Dans notre boucle actuelle de temps, le phénomène de la radioactivité, les rayonnements issus de la mutation atomique, est attribué en 1896 à Henri Becquerel (1852-1908), suite à ses travaux sur la phosphorescence. Becquerel supposait en effet que la lueur qui se produit dans les tubes cathodiques exposés aux rayons X pouvait être liée à un phénomène de phosphorescence.

Ses expériences consistaient à ‘impressionner’ une plaque photographique à travers une couche de papier. Il apparut bientôt que l'impression de l'émulsion photographique n'avait rien à voir avec le phénomène de phosphorescence, car l'impression se faisait même lorsque les sels d’'uranium utilisés n'avait pas été exposé à la lumière au préalable.

Par ailleurs, tous les composés d'uranium impressionnaient la plaque, y compris les sels d'uranium non phosphorescents et l'uranium métallique. Le nouveau rayonnement ressemblait au rayonnement X, découvert l'année précédente (en 1895) par le physicien allemand Wilhelm Röntgen (1845-1923).

Mais les études ultérieures menées par Becquerel lui-même, ainsi que par Marie Curie-Skłodowska (1867-1934) avec son mari Pierre Curie (1859-1906 ou encore par Ernest Rutherford (1871-1937) et d'autres encore montraient que la radioactivité est nettement plus complexe que le rayonnement X.

En particulier, ils trouvaient qu'un champ électrique ou magnétique sépare les rayonnements « uraniques » en trois faisceaux distincts, qu'ils baptisaient α, β et γ. La direction de la déviation des faisceaux montrait que les particules α étaient chargées positivement, les β négativement, et que les γ étaient neutres. En outre, la magnitude de la déflection indiquait nettement que les particules α étaient bien plus massives que les β.

Qu’importe le reste des péripéties de cette histoire bien connue : un Titan venait de naître, la boîte de Pandore était à nouveau ouverte.

Aujourd’hui, exactement 111 ans après sa découverte, elle a littéralement envahie le monde scientifico-technique, donc notre quotidien militaro-industriel. La médecine, la biologie, l’énergie y recours plus que largement. Et bien que l’homme de la rue s’en méfie viscéralement, suite à une sorte de pré souvenance intime renforcée par les expériences atomiques destructrices, tant militaires que civiles. (Radioactivity, is on the air for you and me…) son expansion semble pourtant inéluctable et apparaître comme le corollaire obligé du progrès.

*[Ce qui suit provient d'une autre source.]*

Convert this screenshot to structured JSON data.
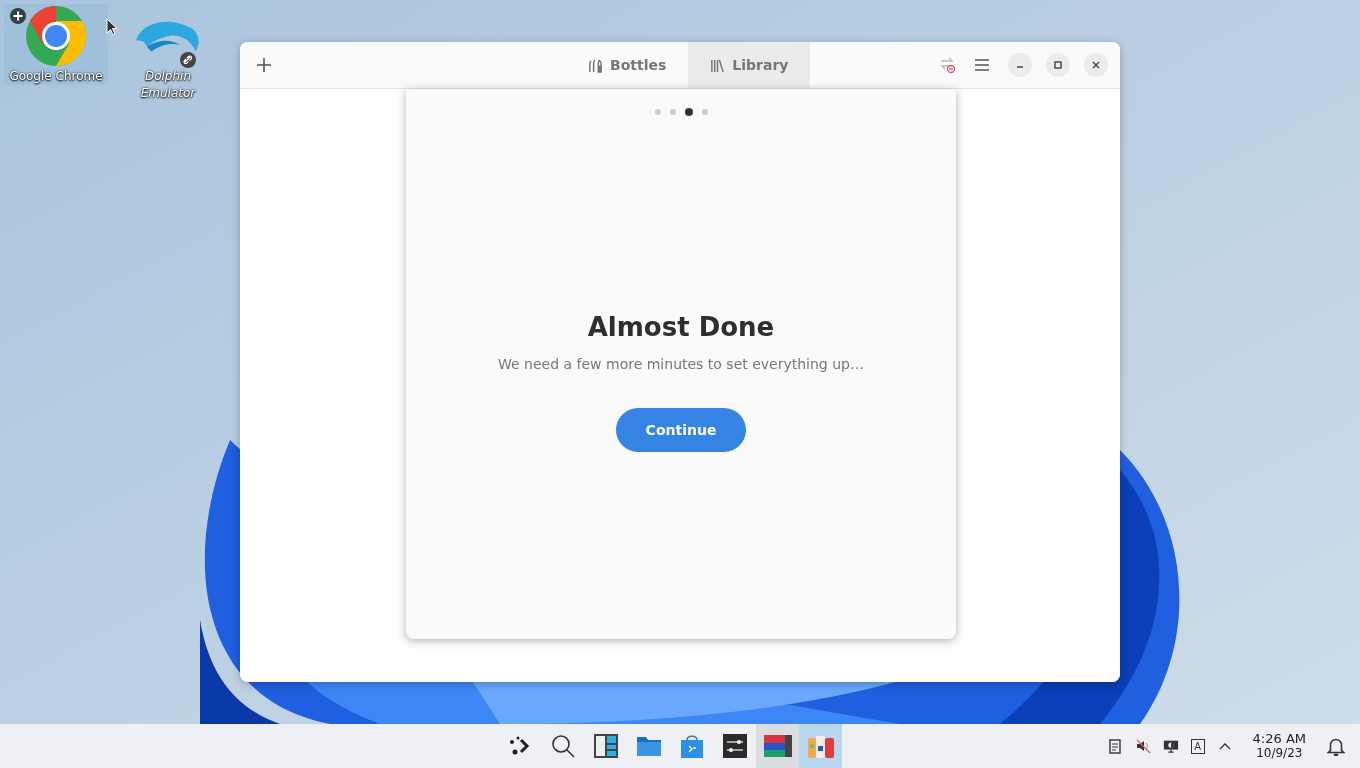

Née du cœur de la matière, elle est comme elle consubstantielle à la vie et donc à la mort. La radioactivité c’est la mort, mais la radioactivité c’est aussi la vie…


Cette découverte est plus que légendaire, elle est déjà mythique. Pour Roger Caillois, dans son livre ‘L’Homme et le Sacré’, « un mythe, c'est quelque chose d'assez puissant sur les esprits pour que jamais en pratique ne soit posée la question de son exactitude ».

Et du mythe, elle en a toutes les composantes :

- La part apparente liée au hasard,
- L’aspect légendaire des scientifiques , figures des pionniers ‘héroïques’, dont un couple légendaire (Pierre et Marie Curie) qui y laissent leurs vie ou leurs santés, en une sorte d’auto-sacrifique involontaire.

De plus, ils apparaissent, avec leurs faibles moyens à disposition, comme des David de la connaissance et du courage qui terrassent le Goliath de l’obscurantisme et ouvre le sésame de la corne d’abondance énergétique, voire même de la fontaine de jouvence.

En effet, les dangers de la radioactivité pour la santé ne furent pas immédiatement reconnus.

Ainsi, Nikola Tesla (1856-1943), en soumettant volontairement en 1896 ses propres doigts à une irradiation par des rayons X, constata des brûlures qu'il attribua à la présence d'ozone. D'autre part, les effets mutagènes des radiations, en particulier les risques de cancer, ne furent découverts qu'en 1927 par Hermann Joseph Muller (1890-1967).

Avant que les effets biologiques des radiations ne soient connus, beaucoup de médecins attribuaient aux matières radioactives des propriétés thérapeutiques. (le radium, en particulier, était populaire comme tonifiant, et fut prescrit sous forme d'amulettes ou de pastilles).

Marie Curie s'est élevée contre cette mode, arguant que les effets des radiations sur le corps n'étaient pas encore bien compris. Durant les années 1930, les nombreuses morts qui ont semblé pouvoir être reliées à l'utilisation de produits contenant du radium ont fait passer cette mode. Et quelques années plus tard, au Japon, le Titan montrait son vrai visage. Hiroshima et Nagasaki allaient sceller à jamais sa face obscure dans la mémoire terrorisée de l’humanité.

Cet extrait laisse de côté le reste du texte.